I would propose also a "mutli-masters" <-> "multi-agents" usage based on tags.
Here is my use case:
- our infrastructure runs many Jenkins masters (one per project), to eases administration, permissions mgt, customization, provisioning, decommissioning...
- but we cannot afford to provision/reserve one agent per project... typically when a mac-mini runs xcode/appium on macOS - OK virtual machine or docker may be an option (for windows but not really available for macOS) BUT it may lead to resource-conflict usage if many masters trigger jobs at the same time without notice of other concurrent agents running on same system/resources.
Thanks to a "multi-master" - "multi-agent" support over Kafka remoting, we may achieve resource consolidation without troubles thanks to a two-phase reservation protocol.
Here is my proposal:
- one master sends a "availability" request to all agents registered in kafka for capabilities based on "tags" (windows, dotnet47, macos, xcode, appium...)
- concerned agents (available and capable) answer to master and considered themselves as "no longer available" for a short "timeout period"

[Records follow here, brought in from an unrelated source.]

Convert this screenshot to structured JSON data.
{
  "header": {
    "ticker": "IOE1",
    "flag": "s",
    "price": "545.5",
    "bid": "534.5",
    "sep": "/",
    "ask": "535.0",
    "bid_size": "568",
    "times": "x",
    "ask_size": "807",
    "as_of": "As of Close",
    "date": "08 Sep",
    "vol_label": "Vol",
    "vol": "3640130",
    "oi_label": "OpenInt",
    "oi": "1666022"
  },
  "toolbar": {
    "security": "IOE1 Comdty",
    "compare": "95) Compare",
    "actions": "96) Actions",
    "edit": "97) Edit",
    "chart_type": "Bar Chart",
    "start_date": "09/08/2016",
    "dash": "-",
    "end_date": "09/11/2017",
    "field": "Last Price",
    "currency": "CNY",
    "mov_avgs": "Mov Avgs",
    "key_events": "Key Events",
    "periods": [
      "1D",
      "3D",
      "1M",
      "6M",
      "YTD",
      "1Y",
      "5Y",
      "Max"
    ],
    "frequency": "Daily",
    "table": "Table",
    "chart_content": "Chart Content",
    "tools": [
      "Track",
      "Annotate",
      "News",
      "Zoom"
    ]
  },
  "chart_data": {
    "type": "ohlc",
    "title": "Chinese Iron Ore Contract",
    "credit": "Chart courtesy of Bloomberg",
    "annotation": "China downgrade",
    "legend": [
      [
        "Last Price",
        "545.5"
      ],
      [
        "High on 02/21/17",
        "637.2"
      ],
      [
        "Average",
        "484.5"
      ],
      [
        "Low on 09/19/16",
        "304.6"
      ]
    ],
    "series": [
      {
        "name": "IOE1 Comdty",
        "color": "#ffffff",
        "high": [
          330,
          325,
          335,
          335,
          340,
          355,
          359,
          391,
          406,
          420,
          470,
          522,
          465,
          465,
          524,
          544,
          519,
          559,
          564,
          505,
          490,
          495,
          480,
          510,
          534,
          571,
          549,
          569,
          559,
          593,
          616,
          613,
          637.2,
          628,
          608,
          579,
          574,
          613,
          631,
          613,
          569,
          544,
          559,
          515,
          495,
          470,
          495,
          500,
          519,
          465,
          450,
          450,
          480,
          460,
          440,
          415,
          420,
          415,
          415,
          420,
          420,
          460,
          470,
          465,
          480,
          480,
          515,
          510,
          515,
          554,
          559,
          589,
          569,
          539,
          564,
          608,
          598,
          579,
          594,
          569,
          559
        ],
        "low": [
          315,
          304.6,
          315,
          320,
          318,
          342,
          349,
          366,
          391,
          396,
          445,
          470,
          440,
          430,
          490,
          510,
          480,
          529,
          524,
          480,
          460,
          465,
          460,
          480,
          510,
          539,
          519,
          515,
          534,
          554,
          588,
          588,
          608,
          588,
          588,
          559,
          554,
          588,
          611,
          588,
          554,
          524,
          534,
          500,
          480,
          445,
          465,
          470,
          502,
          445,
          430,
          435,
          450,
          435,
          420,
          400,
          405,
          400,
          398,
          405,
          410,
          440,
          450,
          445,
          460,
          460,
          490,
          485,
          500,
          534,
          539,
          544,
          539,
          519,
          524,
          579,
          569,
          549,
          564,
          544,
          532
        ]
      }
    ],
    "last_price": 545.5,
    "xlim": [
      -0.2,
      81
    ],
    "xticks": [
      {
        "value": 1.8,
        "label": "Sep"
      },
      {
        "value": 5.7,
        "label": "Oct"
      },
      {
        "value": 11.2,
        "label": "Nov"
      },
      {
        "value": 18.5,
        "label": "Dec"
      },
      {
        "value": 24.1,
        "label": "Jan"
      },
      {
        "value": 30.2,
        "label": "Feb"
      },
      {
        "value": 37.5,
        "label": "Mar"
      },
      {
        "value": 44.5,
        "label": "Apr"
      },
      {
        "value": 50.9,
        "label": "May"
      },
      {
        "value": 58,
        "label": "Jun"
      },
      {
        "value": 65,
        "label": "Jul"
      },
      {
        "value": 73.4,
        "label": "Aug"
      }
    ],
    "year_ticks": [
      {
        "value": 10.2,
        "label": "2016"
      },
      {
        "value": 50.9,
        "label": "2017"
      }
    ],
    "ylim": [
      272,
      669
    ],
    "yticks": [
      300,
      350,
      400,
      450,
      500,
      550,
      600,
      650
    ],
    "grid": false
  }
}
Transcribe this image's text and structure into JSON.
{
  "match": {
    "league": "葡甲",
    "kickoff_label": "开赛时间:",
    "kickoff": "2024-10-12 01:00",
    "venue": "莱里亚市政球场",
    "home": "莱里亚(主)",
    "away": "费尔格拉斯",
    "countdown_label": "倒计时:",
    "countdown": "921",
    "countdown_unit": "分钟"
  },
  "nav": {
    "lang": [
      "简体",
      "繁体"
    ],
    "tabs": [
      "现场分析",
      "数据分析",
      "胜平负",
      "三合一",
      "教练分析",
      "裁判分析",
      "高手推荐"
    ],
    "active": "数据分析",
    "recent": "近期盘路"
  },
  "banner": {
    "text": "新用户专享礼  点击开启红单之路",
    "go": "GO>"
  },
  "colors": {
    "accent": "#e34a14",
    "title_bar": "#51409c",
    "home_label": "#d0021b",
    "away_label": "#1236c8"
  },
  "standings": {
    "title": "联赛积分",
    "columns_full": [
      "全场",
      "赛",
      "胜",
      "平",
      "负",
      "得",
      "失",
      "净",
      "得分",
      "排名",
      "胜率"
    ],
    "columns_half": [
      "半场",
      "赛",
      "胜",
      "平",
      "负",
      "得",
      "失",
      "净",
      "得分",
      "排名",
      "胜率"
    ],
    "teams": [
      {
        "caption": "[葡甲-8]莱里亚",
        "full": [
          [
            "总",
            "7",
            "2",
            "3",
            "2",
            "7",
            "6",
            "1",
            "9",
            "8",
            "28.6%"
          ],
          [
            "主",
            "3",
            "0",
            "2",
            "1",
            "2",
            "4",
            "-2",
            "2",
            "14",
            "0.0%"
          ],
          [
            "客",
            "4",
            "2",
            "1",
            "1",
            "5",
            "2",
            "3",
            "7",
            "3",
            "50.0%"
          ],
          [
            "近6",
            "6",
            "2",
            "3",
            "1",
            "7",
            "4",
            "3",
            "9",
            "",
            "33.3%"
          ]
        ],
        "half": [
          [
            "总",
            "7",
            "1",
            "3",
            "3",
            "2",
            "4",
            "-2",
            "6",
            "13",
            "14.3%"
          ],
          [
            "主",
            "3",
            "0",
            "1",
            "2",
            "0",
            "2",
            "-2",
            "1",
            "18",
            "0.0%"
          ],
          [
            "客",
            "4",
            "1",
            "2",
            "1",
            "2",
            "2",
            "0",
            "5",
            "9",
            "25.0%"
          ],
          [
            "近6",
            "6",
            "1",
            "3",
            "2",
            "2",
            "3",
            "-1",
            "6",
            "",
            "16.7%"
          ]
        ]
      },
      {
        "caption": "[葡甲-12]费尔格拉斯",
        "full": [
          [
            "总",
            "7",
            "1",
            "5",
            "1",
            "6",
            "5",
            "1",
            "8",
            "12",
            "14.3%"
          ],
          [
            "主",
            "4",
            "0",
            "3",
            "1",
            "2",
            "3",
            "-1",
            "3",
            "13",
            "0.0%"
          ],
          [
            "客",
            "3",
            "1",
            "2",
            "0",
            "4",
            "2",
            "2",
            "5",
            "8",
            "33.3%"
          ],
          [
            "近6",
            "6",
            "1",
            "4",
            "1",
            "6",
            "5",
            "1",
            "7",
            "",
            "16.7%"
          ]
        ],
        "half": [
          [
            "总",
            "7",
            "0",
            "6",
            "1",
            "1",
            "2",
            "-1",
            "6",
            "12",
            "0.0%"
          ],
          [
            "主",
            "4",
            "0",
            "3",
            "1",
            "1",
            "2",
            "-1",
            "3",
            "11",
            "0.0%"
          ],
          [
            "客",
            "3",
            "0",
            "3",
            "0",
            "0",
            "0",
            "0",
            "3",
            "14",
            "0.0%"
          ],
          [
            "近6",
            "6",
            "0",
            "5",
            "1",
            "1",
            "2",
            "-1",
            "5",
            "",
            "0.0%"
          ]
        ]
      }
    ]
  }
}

- master sends a "reservation" request (broadcast) about the select agent to all masters and all "concerned" agents - which changes states to "available" before timeout period
- master can now trigger job to reserved agent
- when over, master sends a "free" request to agent and notify all masters - so that they may trigger again pending request
- if a master receives no answer to its "availability" request, it retries periodically or immediately after being notified of a "free" request
- agent sets itself as free/available after "idle timeout" if requester master no longer submits job without "free" request, of after "timeout period" if an availability request is pending for reservation
Such a design should allow to interconnect masters and agents in a safe way. For security, messages may only contain: agent names and tags/capabilities.
What do you think about this design proposal?